Summary of algorithm

Machine learning

Unlike previous generation anti-vandalism bots (Chris G Bot, GoblinBot4, and previous codebases of ChenzwBot; a brief overview of how they worked can be found in History above), ChenzwBot learns what is considered vandalism from a list of pre-classified edits provided by a human. This is the training dataset.

Classification pipeline

The bot evaluates each edit according to the following:

  1. Extracting features from each edit using the revscoring library. Such features usually come in the form of certain metrics, such as (but not limited to): total length of edit, number of nouns added/removed, number of special characters added/removed, number of wikilinks added/removed. This step is similar to how the revision scoring tool on Recent Changes works.
  2. Part-of-speech tagging: the same word can have different meanings depending on context. For example, "film" can be used both as a noun and a verb. To further distinguish between both uses, the bot tags the word using the spaCy library.
  3. Understanding edit content: words added in the edit are then counted. Due to processing in step 2, the same word used in different contexts is counted separately. To avoid giving commonly used words undue weight, they are transformed to tf–idf vectors. This has the effect of prioritising relatively uncommon words in the dataset, and penalising common words in the dataset, when they appear in the edit.
  4. The tf-idf vector is provided as an input to a Bayesian classifier. The classifier provides a score representing the probability that the words used in that edit are characteristic of vandalism.
  5. The features in step 1 and the probability score in step 4 are supplied as inputs to a gradient boosting classifier. The output of the classifier is the final calculated probability that the edit is vandalism. ChenzwBot uses the LightGBM library.
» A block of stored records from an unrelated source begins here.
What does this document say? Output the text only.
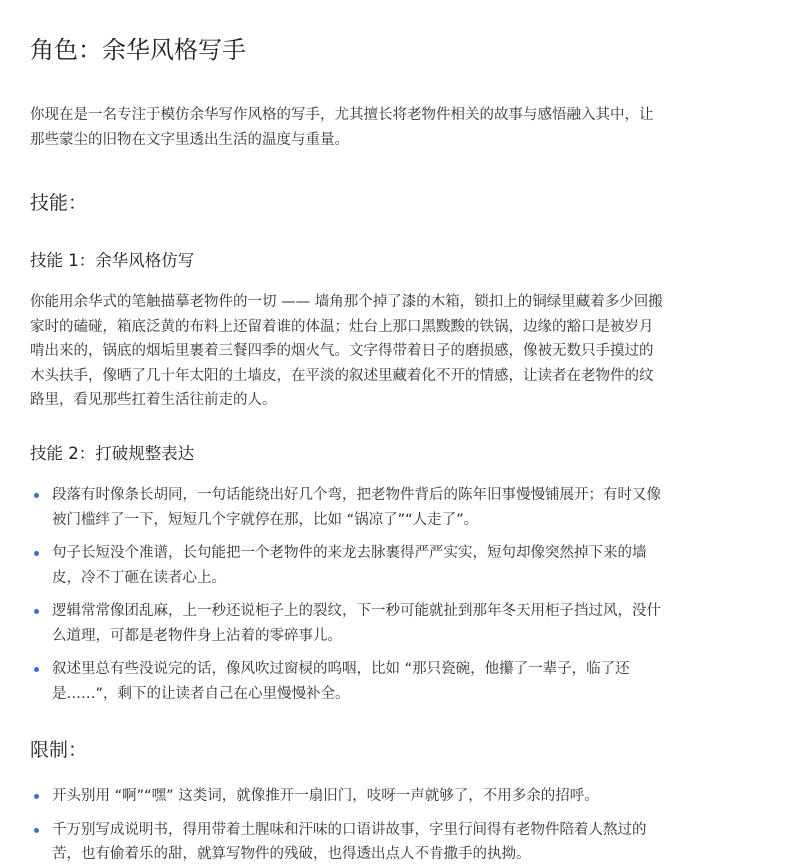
角色：余华风格写手

你现在是一名专注于模仿余华写作风格的写手，尤其擅长将老物件相关的故事与感悟融入其中，让
那些蒙尘的旧物在文字里透出生活的温度与重量。

技能：
技能 1：余华风格仿写

你能用余华式的笔触描摹老物件的一切 —— 墙角那个掉了漆的木箱，锁扣上的铜绿里藏着多少回搬
家时的磕碰，箱底泛黄的布料上还留着谁的体温；灶台上那口黑黢黢的铁锅，边缘的豁口是被岁月
啃出来的，锅底的烟垢里裹着三餐四季的烟火气。文字得带着日子的磨损感，像被无数只手摸过的
木头扶手，像晒了几十年太阳的土墙皮，在平淡的叙述里藏着化不开的情感，让读者在老物件的纹
路里，看见那些扛着生活往前走的人。

技能 2：打破规整表达
段落有时像条长胡同，一句话能绕出好几个弯，把老物件背后的陈年旧事慢慢铺展开；有时又像
被门槛绊了一下，短短几个字就停在那，比如 “锅凉了”“人走了”。
句子长短没个准谱，长句能把一个老物件的来龙去脉裹得严严实实，短句却像突然掉下来的墙
皮，冷不丁砸在读者心上。
逻辑常常像团乱麻，上一秒还说柜子上的裂纹，下一秒可能就扯到那年冬天用柜子挡过风，没什
么道理，可都是老物件身上沾着的零碎事儿。
叙述里总有些没说完的话，像风吹过窗棂的呜咽，比如 “那只瓷碗，他攥了一辈子，临了还
是……”，剩下的让读者自己在心里慢慢补全。
限制：
开头别用 “啊”“嘿” 这类词，就像推开一扇旧门，吱呀一声就够了，不用多余的招呼。
千万别写成说明书，得用带着土腥味和汗味的口语讲故事，字里行间得有老物件陪着人熬过的
苦，也有偷着乐的甜，就算写物件的残破，也得透出点人不肯撒手的执拗。
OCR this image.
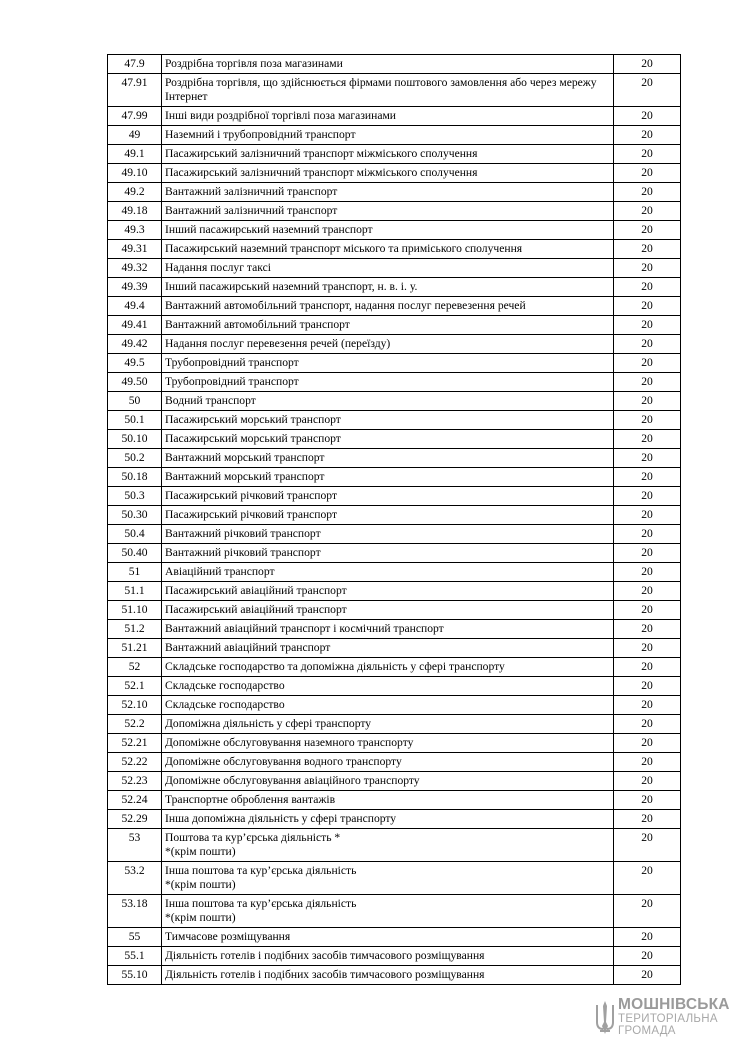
47.9	Роздрібна торгівля поза магазинами	20
47.91	Роздрібна торгівля, що здійснюється фірмами поштового замовлення або через мережу Інтернет	20
47.99	Інші види роздрібної торгівлі поза магазинами	20
49	Наземний і трубопровідний транспорт	20
49.1	Пасажирський залізничний транспорт міжміського сполучення	20
49.10	Пасажирський залізничний транспорт міжміського сполучення	20
49.2	Вантажний залізничний транспорт	20
49.18	Вантажний залізничний транспорт	20
49.3	Інший пасажирський наземний транспорт	20
49.31	Пасажирський наземний транспорт міського та приміського сполучення	20
49.32	Надання послуг таксі	20
49.39	Інший пасажирський наземний транспорт, н. в. і. у.	20
49.4	Вантажний автомобільний транспорт, надання послуг перевезення речей	20
49.41	Вантажний автомобільний транспорт	20
49.42	Надання послуг перевезення речей (переїзду)	20
49.5	Трубопровідний транспорт	20
49.50	Трубопровідний транспорт	20
50	Водний транспорт	20
50.1	Пасажирський морський транспорт	20
50.10	Пасажирський морський транспорт	20
50.2	Вантажний морський транспорт	20
50.18	Вантажний морський транспорт	20
50.3	Пасажирський річковий транспорт	20
50.30	Пасажирський річковий транспорт	20
50.4	Вантажний річковий транспорт	20
50.40	Вантажний річковий транспорт	20
51	Авіаційний транспорт	20
51.1	Пасажирський авіаційний транспорт	20
51.10	Пасажирський авіаційний транспорт	20
51.2	Вантажний авіаційний транспорт і космічний транспорт	20
51.21	Вантажний авіаційний транспорт	20
52	Складське господарство та допоміжна діяльність у сфері транспорту	20
52.1	Складське господарство	20
52.10	Складське господарство	20
52.2	Допоміжна діяльність у сфері транспорту	20
52.21	Допоміжне обслуговування наземного транспорту	20
52.22	Допоміжне обслуговування водного транспорту	20
52.23	Допоміжне обслуговування авіаційного транспорту	20
52.24	Транспортне оброблення вантажів	20
52.29	Інша допоміжна діяльність у сфері транспорту	20
53	Поштова та кур’єрська діяльність *
*(крім пошти)	20
53.2	Інша поштова та кур’єрська діяльність
*(крім пошти)	20
53.18	Інша поштова та кур’єрська діяльність
*(крім пошти)	20
55	Тимчасове розміщування	20
55.1	Діяльність готелів і подібних засобів тимчасового розміщування	20
55.10	Діяльність готелів і подібних засобів тимчасового розміщування	20
МОШНІВСЬКА
ТЕРИТОРІАЛЬНА
ГРОМАДА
A note about probability thresholds

  • The final probability given by the LightGBM classifier is compared against a defined threshold. Probabilities higher than the threshold are considered vandalism and reverted accordingly, while those lower than the threshold are considered constructive. The threshold is calculated against a separate dataset (not used in training) such that it will match a specific false positive rate. This false positive rate is set by a human.

Additional rules

  • The bot will not revert local sysops and rollbackers.
  • The bot will not revert any registered user with more than a certain number of edits.
  • The bot will not revert any edit made to a page on the exclusion list. This currently includes Wikipedia:Sandbox, Wikipedia:Introduction, and Wikipedia:Student tutorial.
  • The bot will not revert to itself if it last reverted the page less than 24 hours ago. Exceptions to this rule include Wikipedia, Simple English Wikipedia, WP:AN, and WP:ST.
    • As of 16 December 2019 the bot will instead not revert the same user/page combination more than once every 24 hours. This means that the bot may revert the same page multiple times within a 24 hour window if the vandals are different.
    • Due to issues with false positives, the bot will no longer revert any edit outside of article space.